I used to have anxiety attacks. I didn't know that's what they were, though.
I've been in San Francisco, visiting friends and doing ... stuff ... for an entity or group ... that may or may not pay me for my services. (I meant that to sound vague, but it came out a little prostitutey. For the record: I am not a prostitute.)
While in San Francisco, I pulled a typical RuthAnne move and found myself wandering in the sketchiest part of town. For reference, it's called "The Tenderloin," despite the efforts of San Franciscan leadership trying to rebrand it as "The TL." It smells like pee and it's filled with people muttering, "Crack! PCP! Meth!" to indicate what products they might be willing to buy and/or sell. The further I ventured into the Tenderloin, the worse the situation got. I had no plan other than to Just Keep Going and hope that eventually there would be a light at the end of the tunnel.

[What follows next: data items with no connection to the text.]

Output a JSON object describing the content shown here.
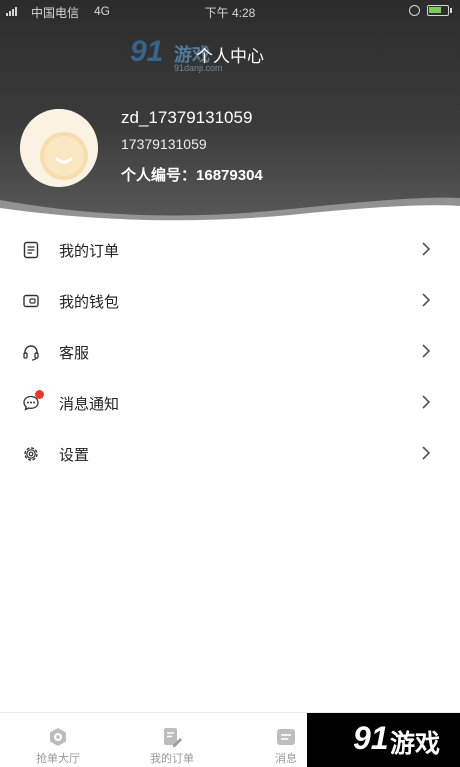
{
  "status_bar": {
    "carrier": "中国电信",
    "network": "4G",
    "time": "下午 4:28"
  },
  "header": {
    "title": "个人中心"
  },
  "profile": {
    "username": "zd_17379131059",
    "phone": "17379131059",
    "member_id_label": "个人编号：",
    "member_id": "16879304"
  },
  "menu": {
    "items": [
      {
        "label": "我的订单",
        "icon": "order-list-icon"
      },
      {
        "label": "我的钱包",
        "icon": "wallet-icon"
      },
      {
        "label": "客服",
        "icon": "headset-icon"
      },
      {
        "label": "消息通知",
        "icon": "message-bubble-icon",
        "has_badge": true
      },
      {
        "label": "设置",
        "icon": "gear-icon"
      }
    ]
  },
  "tab_bar": {
    "tabs": [
      {
        "label": "抢单大厅",
        "icon": "hall-icon"
      },
      {
        "label": "我的订单",
        "icon": "order-edit-icon"
      },
      {
        "label": "消息",
        "icon": "message-icon"
      }
    ]
  },
  "watermark": {
    "number": "91",
    "name": "游戏",
    "url": "91danji.com"
  },
  "colors": {
    "header_dark": "#2c2c2c",
    "badge_red": "#e03c2e",
    "text_primary": "#222222",
    "tab_text": "#9a9a9a"
  }
}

(FYI: If you ever find yourself in a similar situation, you are going to think City Hall is that light. It isn't, but it's close.)
This is not the first time I have found myself in a strange place, wandering around somewhere I had no business being.
Which brings me back to the anxiety attacks.
Once upon a time, I was a wee little college student in Mexico on spring break. A group of my friends had all headed down together and one night my friends wanted to go to a club. I tagged along, assuming that I would also want to go.
And then, for no reason, I did not.
And when I say I did not want to go to the club, I mean I physically would have rather licked the touristy, Mexican sidewalk than go into that club. I couldn't breathe, I couldn't evaluate the situation rationally, and the next thing I knew I told one of my friends, "Hey, I'm heading back to the hotel!" and jumping into a cab by myself.
If you were to ask me then why I left, I would have given you a seemingly-normal explanation. I didn't want to pay the $20 cover when I wasn't going to be drinking. My outfit was lame. The thought of a foam party seemed wildly unhygienic. I had a headache.
And if you had asked me if any of those reasons justified running off in Mexico by myself, I would have continued down the merry justification. This was a tourist town. People are inherently good. I speak a little Spanish.
But the fact is, things like depression and anxiety and all the rest don't really make a lot of sense.